这是采煤五区副区长。他正在区队学习室的班前会上对分到本区的新工人致欢迎词。
孙少平坐在低矮的长条铁凳上,和一群新老工人挤在一起。学习室烟雾大罩。新工人都瞪大眼睛惊恐地听雷区长讲话。老工人们谁也不听,正抓紧时间在下井前过烟瘾;他们一边抽烟,一边说笑,屋子里一片嗡嗡声。
雷区长从前面一个老工人手里要过一支带嘴纸烟,点着吸了几口,然后让区队办事员点新工人的名字。点到谁,谁就站起来答个到。
点完名,雷区长继续讲话。
“……世事不一样了,你们的名字也和我们这些隔辈人叫得不一样!什么文军,少平,永生……永生是叫对了!来煤矿都想活,还没叫短命的。有没有结过婚的?站起来!”有两三个新工人红着脸从人堆里立起来。
“嘿嘿,娃娃们,你们想老婆的日子在后边哩!”
学习室“嗡”一声都笑了。那几个结过婚的新工人赶忙坐在铁凳上,低倾下头。“不要紧,等挣下两个票票,土崖上戳几个窑窑,就把你们的花骨朵接来吧……我还要说第二点……”

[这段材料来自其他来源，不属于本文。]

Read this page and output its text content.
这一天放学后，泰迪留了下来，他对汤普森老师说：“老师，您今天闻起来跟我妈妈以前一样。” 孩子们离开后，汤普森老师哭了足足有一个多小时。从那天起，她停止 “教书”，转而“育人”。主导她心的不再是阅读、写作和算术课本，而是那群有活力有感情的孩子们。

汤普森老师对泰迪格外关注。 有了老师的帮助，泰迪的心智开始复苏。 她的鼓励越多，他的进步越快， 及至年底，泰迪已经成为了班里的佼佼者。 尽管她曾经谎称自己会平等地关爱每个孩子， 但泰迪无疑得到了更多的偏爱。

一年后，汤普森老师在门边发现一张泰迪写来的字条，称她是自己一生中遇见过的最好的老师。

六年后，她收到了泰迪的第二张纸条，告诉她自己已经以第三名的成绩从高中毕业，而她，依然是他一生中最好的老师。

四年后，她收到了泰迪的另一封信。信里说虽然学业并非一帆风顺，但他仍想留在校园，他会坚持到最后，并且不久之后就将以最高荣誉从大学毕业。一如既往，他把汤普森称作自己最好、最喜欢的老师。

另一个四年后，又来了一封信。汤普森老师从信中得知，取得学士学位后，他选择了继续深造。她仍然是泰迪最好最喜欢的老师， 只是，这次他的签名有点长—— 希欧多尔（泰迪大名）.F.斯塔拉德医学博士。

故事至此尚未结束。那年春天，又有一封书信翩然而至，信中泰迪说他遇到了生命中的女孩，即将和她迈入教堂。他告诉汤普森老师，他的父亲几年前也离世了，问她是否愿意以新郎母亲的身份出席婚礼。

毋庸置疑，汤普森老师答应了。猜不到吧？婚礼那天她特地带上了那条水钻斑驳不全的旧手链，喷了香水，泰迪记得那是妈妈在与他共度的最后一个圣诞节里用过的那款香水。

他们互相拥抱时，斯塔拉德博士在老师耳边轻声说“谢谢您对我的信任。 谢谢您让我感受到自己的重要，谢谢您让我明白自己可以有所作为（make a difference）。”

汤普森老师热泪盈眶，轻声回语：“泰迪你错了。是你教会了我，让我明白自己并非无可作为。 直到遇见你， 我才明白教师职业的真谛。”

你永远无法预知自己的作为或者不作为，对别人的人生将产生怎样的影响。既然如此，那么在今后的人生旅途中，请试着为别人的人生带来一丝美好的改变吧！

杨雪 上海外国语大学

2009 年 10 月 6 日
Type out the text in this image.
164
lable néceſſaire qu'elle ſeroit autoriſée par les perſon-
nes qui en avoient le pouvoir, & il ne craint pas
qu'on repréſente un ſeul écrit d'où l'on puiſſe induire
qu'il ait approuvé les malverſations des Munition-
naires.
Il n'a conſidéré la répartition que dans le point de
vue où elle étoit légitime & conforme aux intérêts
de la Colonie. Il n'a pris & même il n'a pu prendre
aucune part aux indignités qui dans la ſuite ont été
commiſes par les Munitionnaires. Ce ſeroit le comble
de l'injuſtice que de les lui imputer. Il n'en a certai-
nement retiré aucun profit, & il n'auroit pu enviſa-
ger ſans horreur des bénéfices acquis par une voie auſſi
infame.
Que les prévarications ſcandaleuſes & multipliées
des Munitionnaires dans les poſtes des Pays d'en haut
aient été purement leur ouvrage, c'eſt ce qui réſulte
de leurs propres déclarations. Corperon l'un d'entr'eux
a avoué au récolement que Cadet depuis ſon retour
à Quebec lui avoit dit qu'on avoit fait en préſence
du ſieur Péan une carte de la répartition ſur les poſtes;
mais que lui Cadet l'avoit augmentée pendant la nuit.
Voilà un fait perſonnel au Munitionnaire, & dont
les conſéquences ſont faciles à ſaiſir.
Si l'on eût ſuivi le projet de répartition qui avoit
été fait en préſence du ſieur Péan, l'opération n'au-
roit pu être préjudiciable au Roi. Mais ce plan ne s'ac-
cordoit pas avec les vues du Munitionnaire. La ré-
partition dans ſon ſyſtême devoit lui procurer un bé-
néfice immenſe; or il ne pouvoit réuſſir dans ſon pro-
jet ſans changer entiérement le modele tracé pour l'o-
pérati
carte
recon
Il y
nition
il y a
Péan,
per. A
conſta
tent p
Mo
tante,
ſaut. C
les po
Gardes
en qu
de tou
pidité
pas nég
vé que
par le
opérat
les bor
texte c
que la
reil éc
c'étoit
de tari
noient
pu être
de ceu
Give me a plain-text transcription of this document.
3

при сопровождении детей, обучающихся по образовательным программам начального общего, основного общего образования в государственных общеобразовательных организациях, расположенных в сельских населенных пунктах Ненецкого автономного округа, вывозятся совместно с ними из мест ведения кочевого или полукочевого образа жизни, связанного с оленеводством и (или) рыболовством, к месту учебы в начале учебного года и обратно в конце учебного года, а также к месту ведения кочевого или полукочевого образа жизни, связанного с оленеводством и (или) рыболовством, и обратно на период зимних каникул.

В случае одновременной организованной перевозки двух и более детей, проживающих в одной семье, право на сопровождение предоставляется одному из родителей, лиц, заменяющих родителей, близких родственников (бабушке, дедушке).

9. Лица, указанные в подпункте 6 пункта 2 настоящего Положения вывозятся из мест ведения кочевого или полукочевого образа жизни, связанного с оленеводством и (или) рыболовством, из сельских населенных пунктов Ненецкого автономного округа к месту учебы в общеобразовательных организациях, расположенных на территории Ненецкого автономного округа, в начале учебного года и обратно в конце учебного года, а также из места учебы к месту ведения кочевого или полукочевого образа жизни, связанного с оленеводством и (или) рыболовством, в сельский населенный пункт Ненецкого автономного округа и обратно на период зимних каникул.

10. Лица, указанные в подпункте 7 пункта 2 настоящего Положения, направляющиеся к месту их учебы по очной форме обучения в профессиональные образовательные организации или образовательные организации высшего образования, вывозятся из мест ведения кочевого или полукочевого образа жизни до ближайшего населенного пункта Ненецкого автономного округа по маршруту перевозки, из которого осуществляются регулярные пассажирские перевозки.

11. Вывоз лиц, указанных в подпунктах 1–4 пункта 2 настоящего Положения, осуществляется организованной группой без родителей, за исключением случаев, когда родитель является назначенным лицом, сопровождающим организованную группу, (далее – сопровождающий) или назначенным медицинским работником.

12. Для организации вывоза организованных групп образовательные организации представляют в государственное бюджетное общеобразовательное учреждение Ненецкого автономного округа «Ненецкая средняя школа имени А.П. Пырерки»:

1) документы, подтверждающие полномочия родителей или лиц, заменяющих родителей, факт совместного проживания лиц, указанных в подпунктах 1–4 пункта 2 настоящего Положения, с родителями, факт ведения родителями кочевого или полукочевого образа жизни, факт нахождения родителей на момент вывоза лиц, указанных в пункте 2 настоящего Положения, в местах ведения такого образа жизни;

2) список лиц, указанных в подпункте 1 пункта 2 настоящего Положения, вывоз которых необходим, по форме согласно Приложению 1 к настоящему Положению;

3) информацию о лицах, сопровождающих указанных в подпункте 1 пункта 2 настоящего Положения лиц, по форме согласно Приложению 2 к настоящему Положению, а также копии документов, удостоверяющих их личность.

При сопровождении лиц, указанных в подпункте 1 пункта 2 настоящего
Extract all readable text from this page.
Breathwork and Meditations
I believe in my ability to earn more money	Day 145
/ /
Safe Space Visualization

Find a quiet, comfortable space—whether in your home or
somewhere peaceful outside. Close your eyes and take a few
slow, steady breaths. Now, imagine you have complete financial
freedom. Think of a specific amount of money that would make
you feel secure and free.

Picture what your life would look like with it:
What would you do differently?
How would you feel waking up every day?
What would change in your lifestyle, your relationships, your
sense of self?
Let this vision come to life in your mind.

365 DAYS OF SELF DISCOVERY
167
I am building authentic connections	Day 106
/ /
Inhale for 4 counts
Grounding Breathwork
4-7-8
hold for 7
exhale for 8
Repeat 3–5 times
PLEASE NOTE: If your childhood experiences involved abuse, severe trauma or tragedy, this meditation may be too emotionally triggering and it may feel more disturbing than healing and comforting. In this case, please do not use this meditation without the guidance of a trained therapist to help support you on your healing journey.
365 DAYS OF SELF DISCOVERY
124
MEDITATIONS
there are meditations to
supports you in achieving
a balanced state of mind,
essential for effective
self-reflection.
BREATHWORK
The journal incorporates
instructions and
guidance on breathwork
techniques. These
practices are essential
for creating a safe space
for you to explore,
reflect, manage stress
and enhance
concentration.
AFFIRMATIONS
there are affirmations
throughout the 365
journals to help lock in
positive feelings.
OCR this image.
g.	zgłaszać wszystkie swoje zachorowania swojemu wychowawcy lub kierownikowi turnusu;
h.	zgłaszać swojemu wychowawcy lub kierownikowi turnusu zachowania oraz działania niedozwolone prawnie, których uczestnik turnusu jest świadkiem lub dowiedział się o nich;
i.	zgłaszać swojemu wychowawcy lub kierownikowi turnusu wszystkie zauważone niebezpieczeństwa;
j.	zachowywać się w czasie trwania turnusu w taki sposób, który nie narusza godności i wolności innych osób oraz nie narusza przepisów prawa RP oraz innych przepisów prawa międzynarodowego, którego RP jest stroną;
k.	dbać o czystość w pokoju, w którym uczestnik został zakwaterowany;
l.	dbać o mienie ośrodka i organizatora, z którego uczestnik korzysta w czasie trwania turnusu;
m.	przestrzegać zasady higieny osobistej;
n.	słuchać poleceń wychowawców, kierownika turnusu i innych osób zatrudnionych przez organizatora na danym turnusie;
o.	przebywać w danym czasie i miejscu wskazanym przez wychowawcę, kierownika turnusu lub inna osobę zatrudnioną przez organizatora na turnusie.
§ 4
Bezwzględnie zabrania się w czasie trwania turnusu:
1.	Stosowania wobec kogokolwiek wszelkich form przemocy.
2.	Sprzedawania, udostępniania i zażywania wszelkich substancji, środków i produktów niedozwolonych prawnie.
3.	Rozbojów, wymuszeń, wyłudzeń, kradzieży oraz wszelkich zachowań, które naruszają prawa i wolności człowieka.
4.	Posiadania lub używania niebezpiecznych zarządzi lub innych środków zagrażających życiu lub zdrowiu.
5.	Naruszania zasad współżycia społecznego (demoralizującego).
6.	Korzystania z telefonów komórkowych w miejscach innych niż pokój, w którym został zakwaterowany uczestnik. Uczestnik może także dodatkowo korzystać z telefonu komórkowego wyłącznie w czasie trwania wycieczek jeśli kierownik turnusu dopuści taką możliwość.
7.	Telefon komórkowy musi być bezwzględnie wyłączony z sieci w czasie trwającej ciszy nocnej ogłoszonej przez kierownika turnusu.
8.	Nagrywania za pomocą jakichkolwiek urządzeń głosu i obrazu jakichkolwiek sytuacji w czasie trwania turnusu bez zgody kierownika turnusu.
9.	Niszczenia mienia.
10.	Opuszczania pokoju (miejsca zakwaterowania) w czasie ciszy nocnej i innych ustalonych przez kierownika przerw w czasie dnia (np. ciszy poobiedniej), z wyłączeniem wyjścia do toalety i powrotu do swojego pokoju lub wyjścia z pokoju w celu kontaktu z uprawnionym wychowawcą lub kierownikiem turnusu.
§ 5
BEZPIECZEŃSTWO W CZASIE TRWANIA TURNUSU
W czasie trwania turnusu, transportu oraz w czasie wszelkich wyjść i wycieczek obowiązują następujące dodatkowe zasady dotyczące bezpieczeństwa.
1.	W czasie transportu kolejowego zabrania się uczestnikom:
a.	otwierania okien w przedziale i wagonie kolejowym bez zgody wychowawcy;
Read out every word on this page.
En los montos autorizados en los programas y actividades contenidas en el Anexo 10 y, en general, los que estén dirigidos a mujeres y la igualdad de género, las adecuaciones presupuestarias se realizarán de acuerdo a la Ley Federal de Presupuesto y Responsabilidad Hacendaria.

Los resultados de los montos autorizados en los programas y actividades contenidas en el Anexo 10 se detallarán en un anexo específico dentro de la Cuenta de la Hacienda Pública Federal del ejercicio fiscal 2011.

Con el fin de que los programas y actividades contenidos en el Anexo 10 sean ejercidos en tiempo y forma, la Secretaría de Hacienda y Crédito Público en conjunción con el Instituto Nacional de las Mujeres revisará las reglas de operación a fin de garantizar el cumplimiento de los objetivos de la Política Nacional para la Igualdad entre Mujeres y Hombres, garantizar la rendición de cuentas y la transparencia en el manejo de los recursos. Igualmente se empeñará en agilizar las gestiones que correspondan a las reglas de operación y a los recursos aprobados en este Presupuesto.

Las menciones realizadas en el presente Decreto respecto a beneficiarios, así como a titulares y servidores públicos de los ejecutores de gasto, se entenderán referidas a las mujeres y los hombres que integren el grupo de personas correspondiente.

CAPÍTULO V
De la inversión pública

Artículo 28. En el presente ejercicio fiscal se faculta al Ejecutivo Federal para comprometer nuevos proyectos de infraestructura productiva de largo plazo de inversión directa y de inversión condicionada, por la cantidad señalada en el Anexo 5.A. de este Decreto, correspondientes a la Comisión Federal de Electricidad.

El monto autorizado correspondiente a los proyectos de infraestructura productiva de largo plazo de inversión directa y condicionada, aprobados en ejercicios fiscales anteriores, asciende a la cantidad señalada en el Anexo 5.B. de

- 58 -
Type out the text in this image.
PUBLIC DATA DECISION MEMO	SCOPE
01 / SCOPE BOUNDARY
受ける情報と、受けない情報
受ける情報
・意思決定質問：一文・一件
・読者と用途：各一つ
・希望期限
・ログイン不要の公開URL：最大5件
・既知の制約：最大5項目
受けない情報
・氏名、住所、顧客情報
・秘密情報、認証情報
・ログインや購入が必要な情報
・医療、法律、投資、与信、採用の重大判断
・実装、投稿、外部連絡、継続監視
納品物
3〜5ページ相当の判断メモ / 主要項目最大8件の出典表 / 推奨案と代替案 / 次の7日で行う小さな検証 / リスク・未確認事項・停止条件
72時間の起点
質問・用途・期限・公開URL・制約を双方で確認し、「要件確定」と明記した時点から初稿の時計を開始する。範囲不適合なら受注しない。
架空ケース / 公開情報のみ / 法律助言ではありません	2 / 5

雷区长正要往下说,有几个老工人已经站起来,走过去在区长的光头上不恭敬地摸了摸,说:“对了,不要再放屁了!”
雷区长咧开大嘴笑着,从台子上退下来。会议也随之结束了。
这就是煤矿生活最初的一课。
在以后紧接着的日子里,矿上先组织新工人集中学习,由矿上和区队的工程师、技术员,分别讲井下的生产和安全常识。另外,工会还来全面介绍了这个矿的情况。十天以后,他们第一次下井参观。
这一天,新工人们都有点莫名地激动。在此之前,他们的工作衣、作衣箱和矿灯都已经分好了。
在浴池换衣服的作衣柜前,大伙说笑着穿上了簇新的蓝色的工作服,脖项里围上了雪白的毛巾。每个人的屁股上都吊着电池盒子,矿灯明晃晃地别在钢盔似的矿帽上。就象新演员第一次出台,有的人甚至拿出小圆镜,端详着自己的英武风貌。一切看起来都象电影电视里的矿工一样整洁潇洒。
出现了第一件不妙的事——一律不准带烟火!尽管大家在学习时就知道了这一点,但此刻仍然有点愕然。这些人穿戴完毕,就在区队领导和安全检查员的带领下,通过连接浴池的一条长长的暗道,蜂涌着来到井口。一个老头又分别在众人身上摸一遍,看是不是有人违章带了烟火。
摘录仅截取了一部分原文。